Writing Sympathetic Characters, Never Giving Up, & the Fine Line Between Clever and Stupid: Lessons from the 2006 Austin Film Festival
Part 1 of 3

by Jay Robison

Paper Coach : Teach Yourself to Write (A Fiction Writing Course)

I didn't attend as much of the Austin Film Festival this year as I would have liked, but I still went to a good panel, and two post-screening Q&A's where I gleaned some great writing wisdom. Good advice can come from anywhere for an aspiring writer, even Bobcat Goldthwait.

PART 1 - Sydney Pollack and the Value of Rewrites (or, "There's a fine line between clever and stupid")

We all know that principle number one of writing is "kill your babies," right? We can never, ever be afraid of changing what we write, because far more often than not change will be for the better.
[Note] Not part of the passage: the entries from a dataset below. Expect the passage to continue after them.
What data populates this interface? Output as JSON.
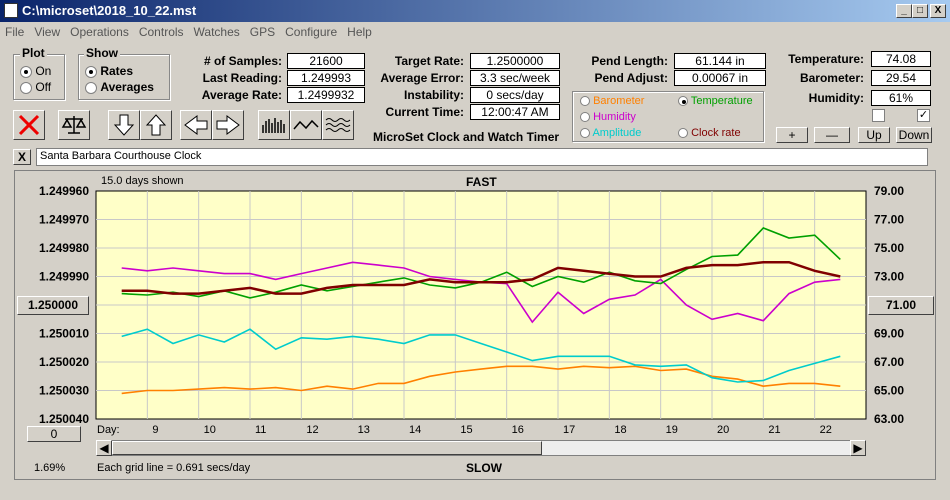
{
  "window": {
    "title": "C:\\microset\\2018_10_22.mst",
    "min": "_",
    "max": "□",
    "close": "X"
  },
  "menu": [
    "File",
    "View",
    "Operations",
    "Controls",
    "Watches",
    "GPS",
    "Configure",
    "Help"
  ],
  "plot": {
    "title": "Plot",
    "on": "On",
    "off": "Off"
  },
  "show": {
    "title": "Show",
    "rates": "Rates",
    "averages": "Averages"
  },
  "stats": [
    {
      "label": "# of Samples:",
      "value": "21600"
    },
    {
      "label": "Last Reading:",
      "value": "1.249993"
    },
    {
      "label": "Average Rate:",
      "value": "1.2499932"
    }
  ],
  "timing": [
    {
      "label": "Target Rate:",
      "value": "1.2500000"
    },
    {
      "label": "Average Error:",
      "value": "3.3 sec/week"
    },
    {
      "label": "Instability:",
      "value": "0 secs/day"
    },
    {
      "label": "Current Time:",
      "value": "12:00:47 AM"
    }
  ],
  "app_label": "MicroSet Clock and Watch Timer",
  "pend": [
    {
      "label": "Pend Length:",
      "value": "61.144 in"
    },
    {
      "label": "Pend Adjust:",
      "value": "0.00067 in"
    }
  ],
  "env": [
    {
      "label": "Temperature:",
      "value": "74.08"
    },
    {
      "label": "Barometer:",
      "value": "29.54"
    },
    {
      "label": "Humidity:",
      "value": "61%"
    }
  ],
  "plot_select": [
    {
      "label": "Barometer",
      "color": "#ff8000",
      "selected": false
    },
    {
      "label": "Temperature",
      "color": "#00a000",
      "selected": true
    },
    {
      "label": "Humidity",
      "color": "#cc00cc",
      "selected": false
    },
    {
      "label": "Clock rate",
      "color": "#800000",
      "selected": false
    },
    {
      "label": "Amplitude",
      "color": "#00cccc",
      "selected": false
    }
  ],
  "env_buttons": {
    "plus": "+",
    "minus": "—",
    "up": "Up",
    "down": "Down"
  },
  "checkboxes": [
    "",
    "✓"
  ],
  "clock_name": "Santa Barbara Courthouse Clock",
  "clock_close": "X",
  "chart": {
    "days_shown": "15.0 days shown",
    "top_label": "FAST",
    "bottom_label": "SLOW",
    "left_ticks": [
      "1.249960",
      "1.249970",
      "1.249980",
      "1.249990",
      "1.250000",
      "1.250010",
      "1.250020",
      "1.250030",
      "1.250040"
    ],
    "right_ticks": [
      "79.00",
      "77.00",
      "75.00",
      "73.00",
      "71.00",
      "69.00",
      "67.00",
      "65.00",
      "63.00"
    ],
    "x_labels": [
      "9",
      "10",
      "11",
      "12",
      "13",
      "14",
      "15",
      "16",
      "17",
      "18",
      "19",
      "20",
      "21",
      "22"
    ],
    "day_label": "Day:",
    "left_scroll": "0",
    "percent": "1.69%",
    "grid_note": "Each grid line = 0.691 secs/day"
  },
  "chart_data": {
    "type": "line",
    "x": [
      8.5,
      9,
      9.5,
      10,
      10.5,
      11,
      11.5,
      12,
      12.5,
      13,
      13.5,
      14,
      14.5,
      15,
      15.5,
      16,
      16.5,
      17,
      17.5,
      18,
      18.5,
      19,
      19.5,
      20,
      20.5,
      21,
      21.5,
      22,
      22.5
    ],
    "series": [
      {
        "color": "#800000",
        "values": [
          1.249995,
          1.249995,
          1.249996,
          1.249996,
          1.249995,
          1.249994,
          1.249996,
          1.249996,
          1.249994,
          1.249993,
          1.249993,
          1.249993,
          1.249991,
          1.249992,
          1.249992,
          1.249992,
          1.249991,
          1.249987,
          1.249988,
          1.249989,
          1.24999,
          1.24999,
          1.249987,
          1.249986,
          1.249986,
          1.249985,
          1.249985,
          1.249988,
          1.24999
        ]
      },
      {
        "color": "#00a000",
        "values": [
          71.8,
          71.7,
          71.9,
          71.6,
          72.0,
          71.5,
          71.9,
          72.4,
          72.0,
          72.3,
          72.6,
          72.9,
          72.4,
          72.2,
          72.6,
          73.3,
          72.3,
          73.0,
          72.6,
          73.3,
          72.7,
          72.5,
          73.5,
          74.4,
          74.5,
          76.4,
          75.7,
          75.9,
          74.2
        ]
      },
      {
        "color": "#cc00cc",
        "values": [
          73.6,
          73.4,
          73.6,
          73.4,
          73.2,
          73.2,
          72.8,
          73.2,
          73.6,
          74.0,
          73.8,
          73.6,
          73.0,
          72.8,
          72.6,
          72.5,
          69.8,
          71.9,
          70.4,
          71.4,
          71.7,
          72.8,
          71.0,
          70.0,
          70.4,
          69.9,
          71.8,
          72.6,
          72.8
        ]
      },
      {
        "color": "#00cccc",
        "values": [
          68.8,
          69.3,
          68.3,
          68.9,
          68.4,
          69.3,
          67.9,
          68.7,
          68.6,
          68.8,
          68.6,
          68.3,
          68.9,
          68.9,
          68.3,
          67.7,
          67.1,
          67.4,
          67.4,
          67.4,
          66.8,
          66.7,
          66.8,
          65.9,
          65.6,
          65.7,
          66.4,
          66.9,
          67.4
        ]
      },
      {
        "color": "#ff8000",
        "values": [
          64.8,
          65.0,
          65.0,
          65.1,
          65.2,
          65.1,
          65.2,
          65.0,
          65.3,
          65.1,
          65.5,
          65.5,
          66.0,
          66.3,
          66.5,
          66.7,
          66.7,
          66.5,
          66.7,
          66.6,
          66.7,
          66.4,
          66.5,
          66.0,
          65.8,
          65.3,
          65.5,
          65.5,
          65.3
        ]
      }
    ],
    "ylim_left": [
      1.24996,
      1.25004
    ],
    "ylim_right": [
      63,
      79
    ]
  }
}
Consider, if you will, the movie Tootsie. It was written by Larry Gelbart, a screenwriter best known for adapting M*A*S*H from the movies to television (along with some uncredited work by Elaine May, wife and writing partner of writer/director Mike Nichols). According to Sydney Pollack, the first version of Tootsie had the main character as an embittered tennis pro who dons drag to become a female tennis player who then wins. Basically, this now-classic comedy, which had about a half-dozen Oscar nominations, was a rewrite removed from being Juwanna Mann.

It's easy to believe that what you write is absolutely brilliant from the moment you set it down on the page. On some level, I think you have to believe that as a writer—regardless of whether you intend to be published or produced—because to put a story on paper means that you intend to share it with others. But as writers, our first pass, or even our second or third, is rarely our best version of a story. I've found this to be true regardless of whether I'm writing prose or screenplays. Even the short stories I've managed to sell have gone through a minimum of two or three drafts, and that's when I've been lucky.

I'll share my experience here, limited though it is. I've had three story sales so far, all to Eric Flint's Grantville Gazette, an anthology series for stories set in the world of his alternate history novel 1632 and its sequels. My second published story started life as a sprawling epic that dealt with the invention of a press corps, the re-invention of the phonograph record, and a high-profile trial in this fictional universe where the 17th century meets the 21st. It turned out to be too sprawling. Even as I wrote the story, all my instincts were telling me that this piece was getting bigger and not really going anywhere. Paula Goodlet, the copy editor for the Grantville Gazette, suggested I make some major cuts, specifically the phonograph subplot.

I agreed. Eventually, I ended up cutting the story in two—very much to the benefit of both subplots. Part one was published in Grantville Gazette #6 under the title "Mightier Than the Sword;" part two, which I titled "Trials," will probably see the light of day at some point.

So remember: kill your babies! If you want to be published or produced as a writer, you never know what crucial change may make the difference between your story languishing in your file cabinet and appearing on the page or on screen. It is the difference between a classic like Tootsie and a turkey like Juwanna Mann. Or to quote the immortal David St. Hubbins of Spinal Tap: "There's a fine line between clever and stupid."